HAST THOU SLAIN THE JABBERWOCK?

Surely you have read of the beast in Carroll’s work; that manxome thing hidden behind a veil of language. Over the course of a handful of stanzas, the Jabberwock is sought and allegedly slain by a nameless hero, who then brings its head to his father as a trophy. Shortly thereafter, something curious happens. Despite the gory evidence in his son’s hands, the figure asks him a question that seems somewhat out of place:

“Hast thou slain the Jabberwock?”

After the celebratory outburst that follows, the first stanza is then repeated in its unsettling entirety, marking the end of the poem. The legend has been recounted and the battle has been won, yet the universe has somehow remained in a steady state. The sounds of victory have been drowned out once more by the slithiness of toves and the outgrabitude of mome raths. Something is clearly missing.

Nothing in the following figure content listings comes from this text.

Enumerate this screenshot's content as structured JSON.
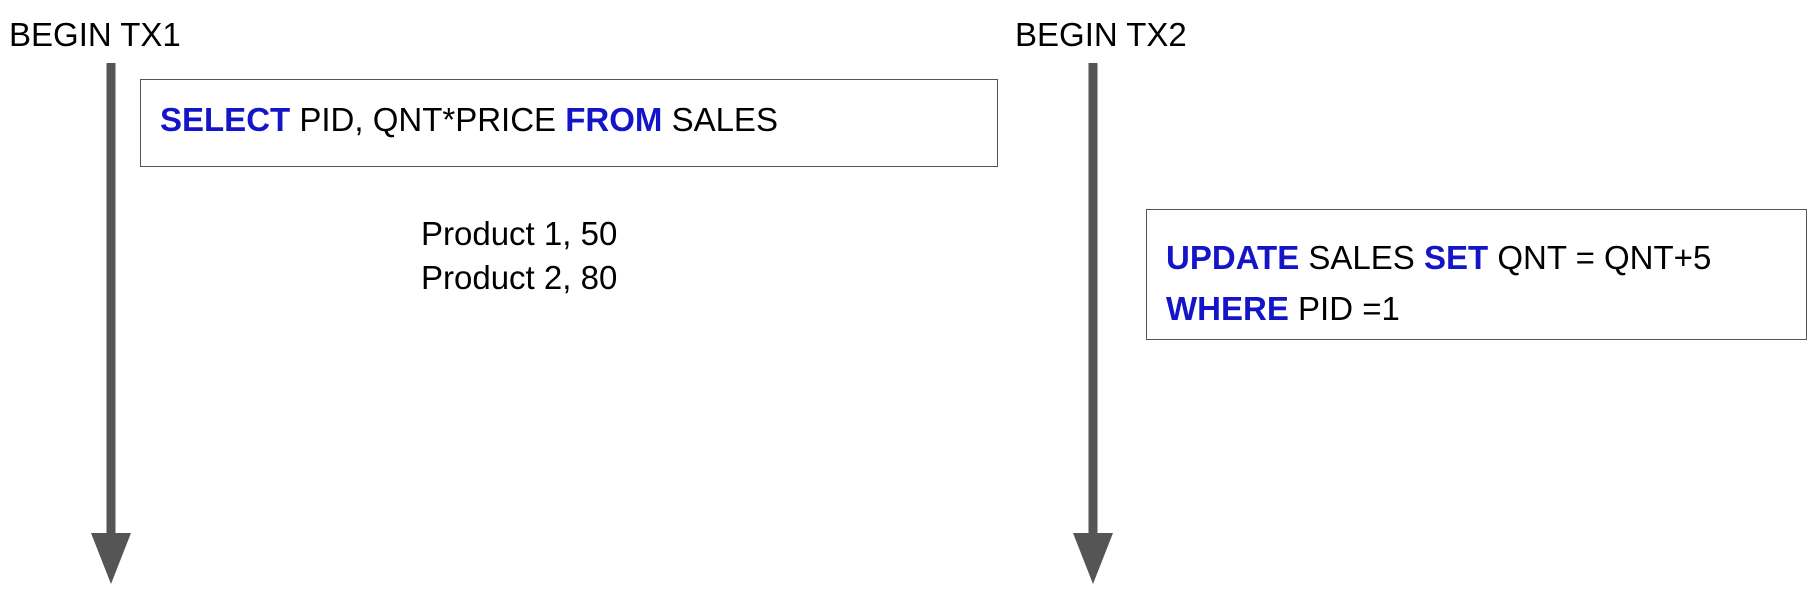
{
  "diagram": {
    "tx1": {
      "begin_label": "BEGIN TX1",
      "select_statement": {
        "kw_select": "SELECT",
        "columns": "PID, QNT*PRICE",
        "kw_from": "FROM",
        "table": "SALES"
      },
      "result_rows": [
        "Product 1, 50",
        "Product 2, 80"
      ]
    },
    "tx2": {
      "begin_label": "BEGIN TX2",
      "update_statement": {
        "kw_update": "UPDATE",
        "table": "SALES",
        "kw_set": "SET",
        "assignment": "QNT = QNT+5",
        "kw_where": "WHERE",
        "condition": "PID =1"
      }
    },
    "colors": {
      "keyword": "#1414c8",
      "timeline": "#555555",
      "box_border": "#555555",
      "text": "#000000"
    }
  }
}
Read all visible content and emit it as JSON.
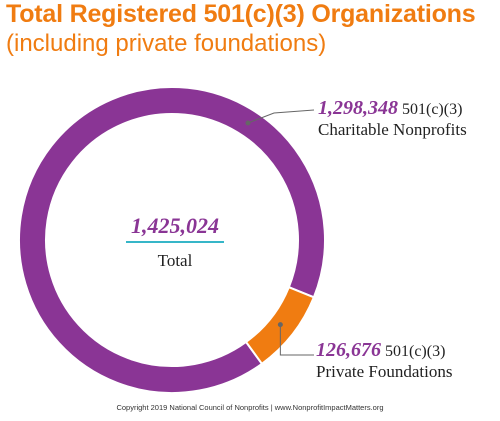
{
  "chart_data": {
    "type": "pie",
    "title": "Total Registered 501(c)(3) Organizations",
    "subtitle": "(including private foundations)",
    "total_value": "1,425,024",
    "total_label": "Total",
    "slices": [
      {
        "value": 1298348,
        "value_label": "1,298,348",
        "suffix": "501(c)(3)",
        "label": "Charitable Nonprofits",
        "color": "#8a3595"
      },
      {
        "value": 126676,
        "value_label": "126,676",
        "suffix": "501(c)(3)",
        "label": "Private Foundations",
        "color": "#f07c11"
      }
    ]
  },
  "colors": {
    "title": "#f07c11",
    "subtitle": "#f07c11",
    "center_number": "#8a3595",
    "center_rule": "#36b6c8",
    "callout_number": "#8a3595",
    "text": "#222222",
    "leader": "#666666"
  },
  "footer": "Copyright 2019 National Council of Nonprofits | www.NonprofitImpactMatters.org"
}
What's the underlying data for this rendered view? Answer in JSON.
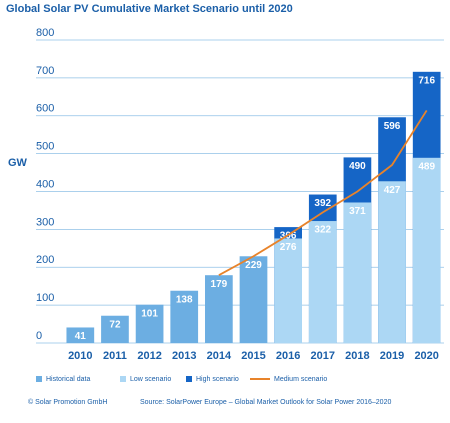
{
  "chart_data": {
    "type": "bar",
    "title": "Global Solar PV Cumulative Market Scenario until 2020",
    "y_label": "GW",
    "categories": [
      "2010",
      "2011",
      "2012",
      "2013",
      "2014",
      "2015",
      "2016",
      "2017",
      "2018",
      "2019",
      "2020"
    ],
    "series": [
      {
        "name": "Historical data",
        "color": "#6caee2",
        "values": [
          41,
          72,
          101,
          138,
          179,
          229,
          null,
          null,
          null,
          null,
          null
        ]
      },
      {
        "name": "Low scenario",
        "color": "#acd7f4",
        "values": [
          null,
          null,
          null,
          null,
          null,
          null,
          276,
          322,
          371,
          427,
          489
        ]
      },
      {
        "name": "High scenario",
        "color": "#1565c6",
        "values": [
          null,
          null,
          null,
          null,
          null,
          null,
          306,
          392,
          490,
          596,
          716
        ]
      },
      {
        "name": "Medium scenario",
        "type": "line",
        "color": "#e8832a",
        "values": [
          null,
          null,
          null,
          null,
          179,
          229,
          285,
          345,
          400,
          470,
          614
        ]
      }
    ],
    "ylim": [
      0,
      800
    ],
    "yticks": [
      0,
      100,
      200,
      300,
      400,
      500,
      600,
      700,
      800
    ],
    "grid": true,
    "footer": [
      "© Solar Promotion GmbH",
      "Source: SolarPower Europe – Global Market Outlook for Solar Power 2016–2020"
    ]
  }
}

There is, perhaps, a solution to this puzzle. Even though the monster is only referred to as "the Jabberwock" throughout the poem, the title is actually “Jabberwocky-“ a mutation which goes entirely unexplained. In a poem that is largely centered around language and context, it is difficult to believe that this difference was not deliberately introduced.

Given this, suppose for a moment, “jabberwocky” is a plural noun, for which “jabberwock” alone is the singular. In reading the title of the poem, the reader then obtains access to information that the hero and his father will never have. The beast slain by our beamish boy is just one among many in a wilderness of terrible things with eyes of flame. Their sense of triumph over darkness is built on the foolhardy assumption that there is only one such behemoth. When the father asks “hast thou slain the Jabberwock?” he reveals a sense of uncertainty- perhaps he’s already thought it dead once, or even remembers taking a vorpal sword to its neck himself.

Carroll’s monster may yet have further depth. When the first stanza repeats, time has rewound to the poem’s beginning, producing what can be recognized as a strange loop. If this interpretation is correct, the reader is experiencing something eternal: perhaps it is a single hero damned to slay jabberwocks one after the other for all time, or perhaps it is generational in nature: the son believes he has slain the Jabberwock, then grows old to discover that it yet lives, and sends his own son to finish what he started. This happens every time the poem is read, whether it be by someone tangible, or Alice herself.

If this repetition by the reader is truly the instigating force, then, perhaps, from another angle, the valves of the Jabberwock’s heart are actually the inky tendrils of its own printed name. Whenever read aloud, the cadence of the reader’s voice serves as its pulse, reanimating the beast’s corpse and pumping black blood through its tulgey veins. Though the vorpal sword of the tongue ensures that the beast is beheaded through and through each time, that last stanza always returns. The Jabberwock itself is then a jabberwocky: an infinite repetition of its own monstrosity.

Now, I must ask you, dear reader: hast thou slain the Jabberwock? No matter your answer, the text will always be there, waiting for you to read it once more.